Alongside new and previously unshown collections of hand printed work by Amy Vik, visitors will also see the work of co-collaborator Pop Nasty (Fito Valencia) whose style merges between animals, characters and organic matter in a naïve style, as well as the paintings of Pavel Rodríguez; artist and principle organiser of El Centro Cultural Calpulli, situated in a vibrant flower market to the east of Mexico City centre. In an attempt to map out their artistic connections through the urban jungle of one of the world’s largest cities, ‘Amy Vik presents: Graphic Migration’ celebrates a collection of shared memories; from the presentation of found and re-worked photographs, to echos of folklore and collective experience, told over generations.
After a childhood of consistent praise for my artistic abilities, receiving high grades in my GCSEs and A Levels, and the logical progression of studying at University, I decided to take a big step back. Entering the world of work as a recent arts graduate on the tail end of a recession was bleak. Countless job applications behind me, I decided to pack my bags and head for warmer climbs. For a while, I didn’t even think about creating art.

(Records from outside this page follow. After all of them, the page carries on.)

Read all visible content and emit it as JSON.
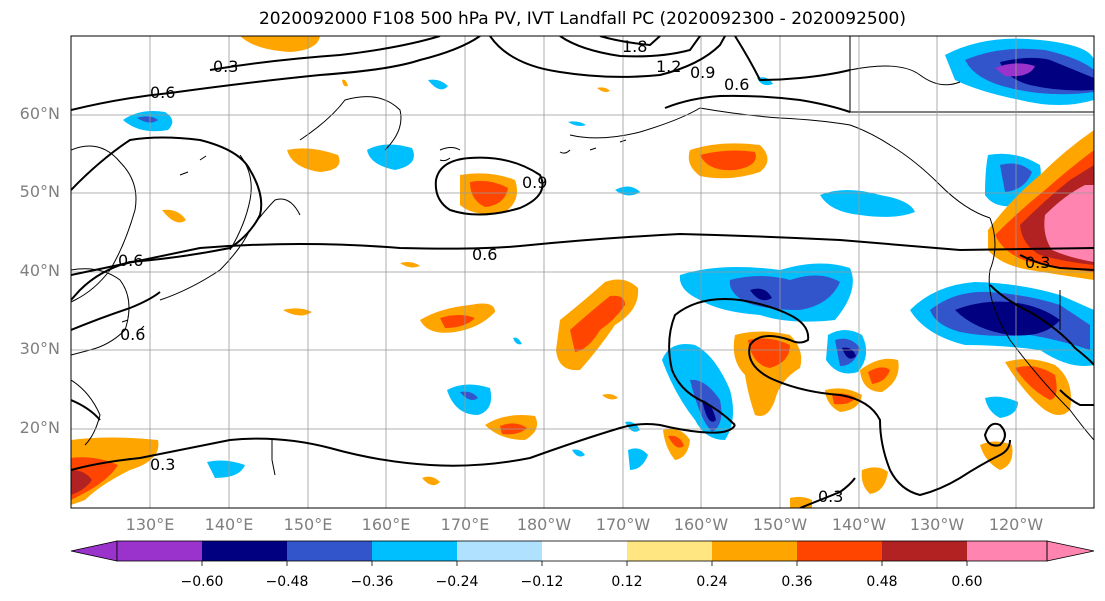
{
  "title": "2020092000 F108 500 hPa PV, IVT Landfall PC (2020092300 - 2020092500)",
  "lat_labels": [
    "60°N",
    "50°N",
    "40°N",
    "30°N",
    "20°N"
  ],
  "lon_labels": [
    "130°E",
    "140°E",
    "150°E",
    "160°E",
    "170°E",
    "180°W",
    "170°W",
    "160°W",
    "150°W",
    "140°W",
    "130°W",
    "120°W"
  ],
  "contour_labels": [
    "0.3",
    "0.6",
    "0.6",
    "0.6",
    "0.9",
    "1.8",
    "1.2",
    "0.9",
    "0.6",
    "0.3",
    "0.3",
    "0.3",
    "0.6"
  ],
  "colorbar": {
    "ticks": [
      "−0.60",
      "−0.48",
      "−0.36",
      "−0.24",
      "−0.12",
      "0.12",
      "0.24",
      "0.36",
      "0.48",
      "0.60"
    ],
    "colors": [
      "#9933cc",
      "#000080",
      "#3355cc",
      "#00bfff",
      "#b0e2ff",
      "#ffffff",
      "#ffe680",
      "#ffa500",
      "#ff4500",
      "#b22222",
      "#ff85b0"
    ]
  }
}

Fast forward 5 years and I find myself walking the cobbled streets of Oaxaca City, Mexico. I felt something stirring, something that had been hibernating within me for a long time. Seeing printed artworks pasted on the sides of buildings, peering out from street corners, shouting at me as I stumbled past… I was intrigued. Visiting studios and speaking to local artists, I saw the city alive with art in a way I hadn’t experienced in other places before. I had dabbled in printmaking at University but here it was, in the streets, living and breathing. I left with such a strong impression that as soon as I got back to my apartment in Mexico City, I decided to embark on what I would later coin my “Graphic Route”; my personal journey through printmaking, something no University lecture hall or group studio could even begin to assimilate.

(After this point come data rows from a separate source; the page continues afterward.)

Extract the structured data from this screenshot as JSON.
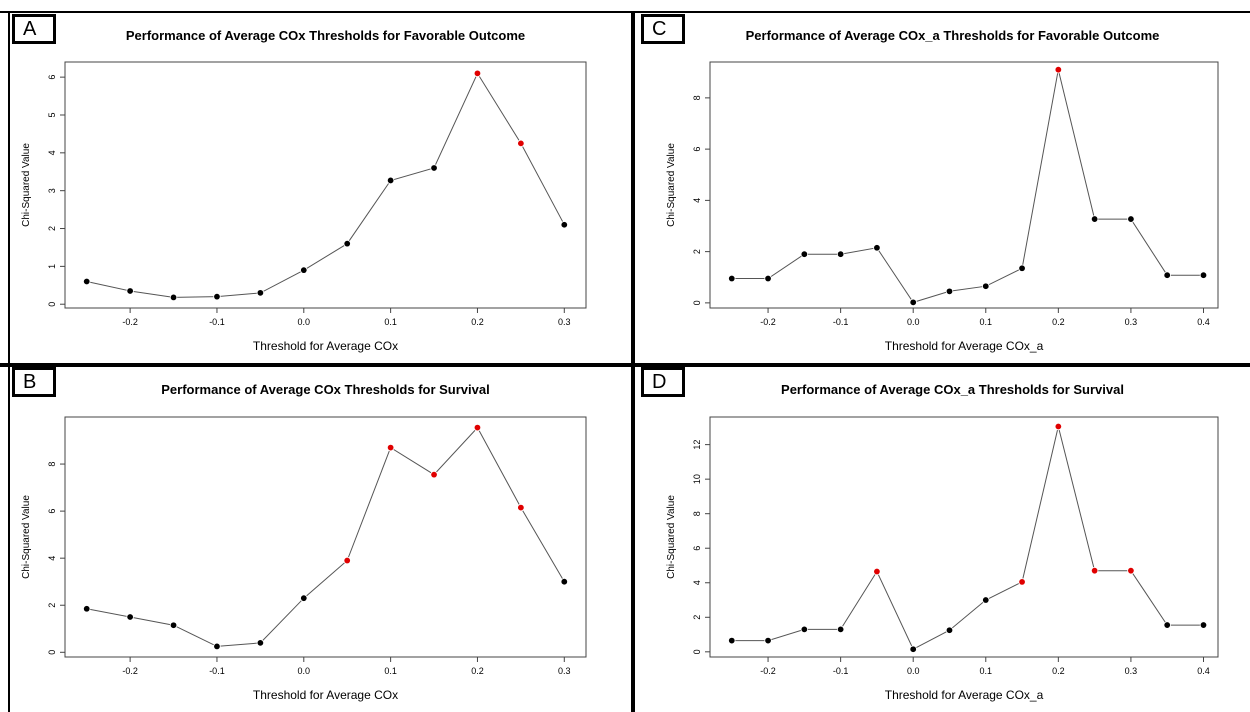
{
  "chart_data": [
    {
      "panel": "A",
      "type": "scatter",
      "title": "Performance of Average COx Thresholds for Favorable Outcome",
      "xlabel": "Threshold for Average COx",
      "ylabel": "Chi-Squared Value",
      "xlim": [
        -0.275,
        0.325
      ],
      "ylim": [
        -0.1,
        6.4
      ],
      "xticks": [
        -0.2,
        -0.1,
        0.0,
        0.1,
        0.2,
        0.3
      ],
      "yticks": [
        0,
        1,
        2,
        3,
        4,
        5,
        6
      ],
      "x": [
        -0.25,
        -0.2,
        -0.15,
        -0.1,
        -0.05,
        0.0,
        0.05,
        0.1,
        0.15,
        0.2,
        0.25,
        0.3
      ],
      "y": [
        0.6,
        0.35,
        0.18,
        0.2,
        0.3,
        0.9,
        1.6,
        3.27,
        3.6,
        6.1,
        4.25,
        2.1
      ],
      "highlighted": [
        false,
        false,
        false,
        false,
        false,
        false,
        false,
        false,
        false,
        true,
        true,
        false
      ],
      "colors": {
        "normal": "#000000",
        "highlight": "#e00000",
        "line": "#555555"
      }
    },
    {
      "panel": "C",
      "type": "scatter",
      "title": "Performance of Average COx_a Thresholds for Favorable Outcome",
      "xlabel": "Threshold for Average COx_a",
      "ylabel": "Chi-Squared Value",
      "xlim": [
        -0.28,
        0.42
      ],
      "ylim": [
        -0.2,
        9.4
      ],
      "xticks": [
        -0.2,
        -0.1,
        0.0,
        0.1,
        0.2,
        0.3,
        0.4
      ],
      "yticks": [
        0,
        2,
        4,
        6,
        8
      ],
      "x": [
        -0.25,
        -0.2,
        -0.15,
        -0.1,
        -0.05,
        0.0,
        0.05,
        0.1,
        0.15,
        0.2,
        0.25,
        0.3,
        0.35,
        0.4
      ],
      "y": [
        0.95,
        0.95,
        1.9,
        1.9,
        2.15,
        0.02,
        0.45,
        0.65,
        1.35,
        9.1,
        3.27,
        3.27,
        1.08,
        1.08
      ],
      "highlighted": [
        false,
        false,
        false,
        false,
        false,
        false,
        false,
        false,
        false,
        true,
        false,
        false,
        false,
        false
      ],
      "colors": {
        "normal": "#000000",
        "highlight": "#e00000",
        "line": "#555555"
      }
    },
    {
      "panel": "B",
      "type": "scatter",
      "title": "Performance of Average COx Thresholds for Survival",
      "xlabel": "Threshold for Average COx",
      "ylabel": "Chi-Squared Value",
      "xlim": [
        -0.275,
        0.325
      ],
      "ylim": [
        -0.2,
        10.0
      ],
      "xticks": [
        -0.2,
        -0.1,
        0.0,
        0.1,
        0.2,
        0.3
      ],
      "yticks": [
        0,
        2,
        4,
        6,
        8
      ],
      "x": [
        -0.25,
        -0.2,
        -0.15,
        -0.1,
        -0.05,
        0.0,
        0.05,
        0.1,
        0.15,
        0.2,
        0.25,
        0.3
      ],
      "y": [
        1.85,
        1.5,
        1.15,
        0.25,
        0.4,
        2.3,
        3.9,
        8.7,
        7.55,
        9.55,
        6.15,
        3.0
      ],
      "highlighted": [
        false,
        false,
        false,
        false,
        false,
        false,
        true,
        true,
        true,
        true,
        true,
        false
      ],
      "colors": {
        "normal": "#000000",
        "highlight": "#e00000",
        "line": "#555555"
      }
    },
    {
      "panel": "D",
      "type": "scatter",
      "title": "Performance of Average COx_a Thresholds for Survival",
      "xlabel": "Threshold for Average COx_a",
      "ylabel": "Chi-Squared Value",
      "xlim": [
        -0.28,
        0.42
      ],
      "ylim": [
        -0.3,
        13.6
      ],
      "xticks": [
        -0.2,
        -0.1,
        0.0,
        0.1,
        0.2,
        0.3,
        0.4
      ],
      "yticks": [
        0,
        2,
        4,
        6,
        8,
        10,
        12
      ],
      "x": [
        -0.25,
        -0.2,
        -0.15,
        -0.1,
        -0.05,
        0.0,
        0.05,
        0.1,
        0.15,
        0.2,
        0.25,
        0.3,
        0.35,
        0.4
      ],
      "y": [
        0.65,
        0.65,
        1.3,
        1.3,
        4.65,
        0.15,
        1.25,
        3.0,
        4.05,
        13.05,
        4.7,
        4.7,
        1.55,
        1.55
      ],
      "highlighted": [
        false,
        false,
        false,
        false,
        true,
        false,
        false,
        false,
        true,
        true,
        true,
        true,
        false,
        false
      ],
      "colors": {
        "normal": "#000000",
        "highlight": "#e00000",
        "line": "#555555"
      }
    }
  ]
}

Embarking upon my Graphic Route has been cathartic and healing in a way I never knew possible. My own work hinges on a meticulous process of studying, reworking and refining old photographs from their original found state into a hand carved and hand printed graphic reproduction. I find this process evocative of the construction of our memories - we play them over in our heads, we focus on the more vivid parts and we forget others, we distort and we reinterpret, we too often fall foul to our own personal propaganda, justifying what we want to believe and leaving aside what we would rather forget. Rediscovering my creative practice has not only been playful and enjoyable, it has been a powerful way of reaching a deeper personal understanding, of finding acceptance and of showing vulnerability. My Graphic Route saw me forging connections with other artists in Mexico City, where I was introduced to the concept of ‘Graphic Migration’ - the life of your work as a graphic artist in distinct landscapes and what that interaction means for different people. From Mexico and now back to the UK, my work has acquired a new context and an altered trajectory, but what inspires me remains the same.